Rock ‘n Roll politics

A while back I celebrated my long-delayed Karaoke debut. This took place appropriately enough in “Music City, USA”. Nashville certainly earns that title, covering as it does that wide stylistic expanse from Country to Western.*** Up on stage, S.Fo and I performed My Generation (my choice) and LA Woman (his choice). Both songs are probably revealing of something or other. Leafing through the giant binder full of songs, I flipped past one page with about a third of the page blacked out. At first, I just continued browsing, but the blackened section piqued my curiosity, compelling me back to figure it out. Wild Turkey in hand, doing my best darkened Honky-Tonk 1:00 a.m. Wednesday squint, I gradually began making out letters behind the magic marker. When the mystery was revealed, I was hit with a wave of queasiness. In a move confounding authoritarian jackassery with patriotism, someone had blackened out all the songs by The Dixie Chicks.

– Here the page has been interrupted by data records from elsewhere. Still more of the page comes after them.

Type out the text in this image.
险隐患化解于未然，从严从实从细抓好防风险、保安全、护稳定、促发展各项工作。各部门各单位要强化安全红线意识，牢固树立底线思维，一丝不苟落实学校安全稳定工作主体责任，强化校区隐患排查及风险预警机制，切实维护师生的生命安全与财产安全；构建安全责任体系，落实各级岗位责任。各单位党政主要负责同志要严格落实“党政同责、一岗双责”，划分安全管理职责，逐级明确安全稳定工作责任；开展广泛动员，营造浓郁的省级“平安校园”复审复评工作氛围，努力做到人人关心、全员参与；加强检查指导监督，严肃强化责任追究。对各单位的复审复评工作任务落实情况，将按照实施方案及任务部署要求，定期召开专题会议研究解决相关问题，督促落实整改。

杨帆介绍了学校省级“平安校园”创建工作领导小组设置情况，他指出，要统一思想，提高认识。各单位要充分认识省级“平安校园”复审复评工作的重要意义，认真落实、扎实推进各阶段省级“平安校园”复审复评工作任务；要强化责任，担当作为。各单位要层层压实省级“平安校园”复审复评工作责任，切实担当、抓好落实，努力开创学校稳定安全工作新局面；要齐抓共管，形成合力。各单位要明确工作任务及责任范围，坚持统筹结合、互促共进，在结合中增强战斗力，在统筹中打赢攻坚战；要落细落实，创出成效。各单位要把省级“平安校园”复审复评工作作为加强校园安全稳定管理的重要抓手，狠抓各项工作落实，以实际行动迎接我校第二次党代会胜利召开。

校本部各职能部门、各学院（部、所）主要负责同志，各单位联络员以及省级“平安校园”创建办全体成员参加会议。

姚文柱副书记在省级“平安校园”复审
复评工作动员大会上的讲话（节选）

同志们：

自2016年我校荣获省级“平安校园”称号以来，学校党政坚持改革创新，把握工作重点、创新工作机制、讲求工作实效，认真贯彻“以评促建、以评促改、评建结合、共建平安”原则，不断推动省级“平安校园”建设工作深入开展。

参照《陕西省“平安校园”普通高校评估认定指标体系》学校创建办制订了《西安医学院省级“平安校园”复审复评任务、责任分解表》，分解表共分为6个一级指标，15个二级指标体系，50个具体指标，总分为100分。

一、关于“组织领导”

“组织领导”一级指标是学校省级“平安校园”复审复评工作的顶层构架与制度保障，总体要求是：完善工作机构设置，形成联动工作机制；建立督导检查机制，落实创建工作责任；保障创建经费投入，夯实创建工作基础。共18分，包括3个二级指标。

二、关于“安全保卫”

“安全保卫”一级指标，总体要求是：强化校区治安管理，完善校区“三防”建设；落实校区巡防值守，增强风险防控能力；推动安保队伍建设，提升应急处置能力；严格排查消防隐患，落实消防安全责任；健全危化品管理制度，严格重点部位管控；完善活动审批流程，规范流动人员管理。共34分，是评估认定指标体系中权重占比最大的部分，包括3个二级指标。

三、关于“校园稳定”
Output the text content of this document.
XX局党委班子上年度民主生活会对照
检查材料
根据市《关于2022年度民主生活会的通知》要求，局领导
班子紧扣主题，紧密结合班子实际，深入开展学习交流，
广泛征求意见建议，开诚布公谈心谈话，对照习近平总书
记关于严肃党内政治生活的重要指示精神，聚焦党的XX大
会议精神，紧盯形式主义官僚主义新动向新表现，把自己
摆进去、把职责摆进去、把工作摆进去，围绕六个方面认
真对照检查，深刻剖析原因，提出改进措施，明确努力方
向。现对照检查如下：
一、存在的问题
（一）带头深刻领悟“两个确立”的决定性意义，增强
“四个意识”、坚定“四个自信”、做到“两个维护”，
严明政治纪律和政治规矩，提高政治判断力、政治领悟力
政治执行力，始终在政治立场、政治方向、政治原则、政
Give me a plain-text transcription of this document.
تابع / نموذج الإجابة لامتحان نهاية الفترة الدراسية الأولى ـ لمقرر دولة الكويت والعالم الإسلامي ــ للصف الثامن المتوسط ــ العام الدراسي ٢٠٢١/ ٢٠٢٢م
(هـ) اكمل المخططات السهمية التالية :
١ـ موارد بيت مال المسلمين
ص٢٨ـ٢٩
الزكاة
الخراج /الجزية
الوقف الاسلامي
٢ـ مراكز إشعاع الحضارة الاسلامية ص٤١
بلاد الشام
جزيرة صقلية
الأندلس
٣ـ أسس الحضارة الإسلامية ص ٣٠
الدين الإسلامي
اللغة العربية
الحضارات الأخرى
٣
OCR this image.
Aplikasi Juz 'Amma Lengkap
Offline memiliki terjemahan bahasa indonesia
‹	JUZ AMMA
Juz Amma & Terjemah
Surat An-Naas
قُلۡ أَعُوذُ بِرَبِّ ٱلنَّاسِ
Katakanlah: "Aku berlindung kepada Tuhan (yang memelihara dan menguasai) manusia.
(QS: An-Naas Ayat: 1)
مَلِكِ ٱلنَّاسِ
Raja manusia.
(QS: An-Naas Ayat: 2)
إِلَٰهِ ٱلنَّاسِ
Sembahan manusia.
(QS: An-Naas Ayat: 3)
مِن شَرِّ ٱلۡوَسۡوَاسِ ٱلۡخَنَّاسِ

What reminded me of this funny and sad incident is the new story about Sweet Neo Con, the new Rolling Stones tune that tells president Bush what the Glimmer Twins really think of him. Now, instead of three young Southern women criticizing Bush, you have the full force of the British Rock ‘n Roll empire launching an attack. And funnily enough, the calls for burning their album in the street haven’t been heard. The calls to ban Start Me Up from football games. And while it’s generally true that bullies don’t like to pick on people their own size, I suppose I can imagine another defense, Scott McLellan informing us that “The United States does not interfere with the Rock and Roll of sovereign nations.”

So more often than not, Rock and Rollers are part of the VLWC, and of course most C&Wers are Ditto-Heads, but there are plenty of notable exceptions. We have the Dixie Chicks on the one hand, and Johnny Ramone on the other. We saw the documentary “The End of the Century” last night. If you’re the kind of person who has read “Please Kill Me”, you need to see this movie. Just like the book, the story of the Ramones is interesting and surprisingly sad. Much of the movie focuses on Johnny, for two practical reasons 1) he was still alive (unlike Joey) and 2) he wasn’t strung out (unlike Dee Dee). Joey had succumbed to Cancer at age 49. In 2001, Dee Dee ODed at age 49 in 2002, two months after the film wrapped, and Johnny made it all the way to 55, losing out to prostate cancer in 2004. Johnny comes off as a humorless, fairly bitter, generally not fun to be around kind of guy. Which is a shocker, but you realize that without his level-headed discipline, the never would have survived for as long as it did. Johnny was the enforcer. He made them practice, he made them dress alike, he made them tour like maniacs, he kept tight reins over their finances. And because they were all such complete misfits, they stuck together, realizing they would collapse without each other.

Even though they hated each other.

Johnny had a revealing and unfortunate Spinal Tapian moment when, reflecting on Dee Dee quitting the group, he utters words to the effect that the band would have been exactly the same with another bass player, another drummer and… another singer. For Johnny, it was all about Johnny. For the rest of us, of course, the Ramones are all about Joey. We already know what the Ramones would sound like with out Joey: Green Day, Blink 182 or take your pick of a few dozen other imitators. And I’m not buying any of them. Johnny and Joey’s bitterness had many sources, not the least of which was Johnny stealing Joey’s girl and marrying her. (The KKK took my baby away.) Politically, they were polar opposites with Joey playing the New York Jewish Left-wing Woody Allen type, and Johnny on the Right. Johnny took time to praise president Bush during the band’s induction in to the Rock and Roll Hall of Fame. But I like to think that at that moment, in Rock and Roll heaven, Joey and Rock ‘n Roll Jesus glanced at each other, rolled their eyes and smiled.

***Evidently, I never tire of that joke.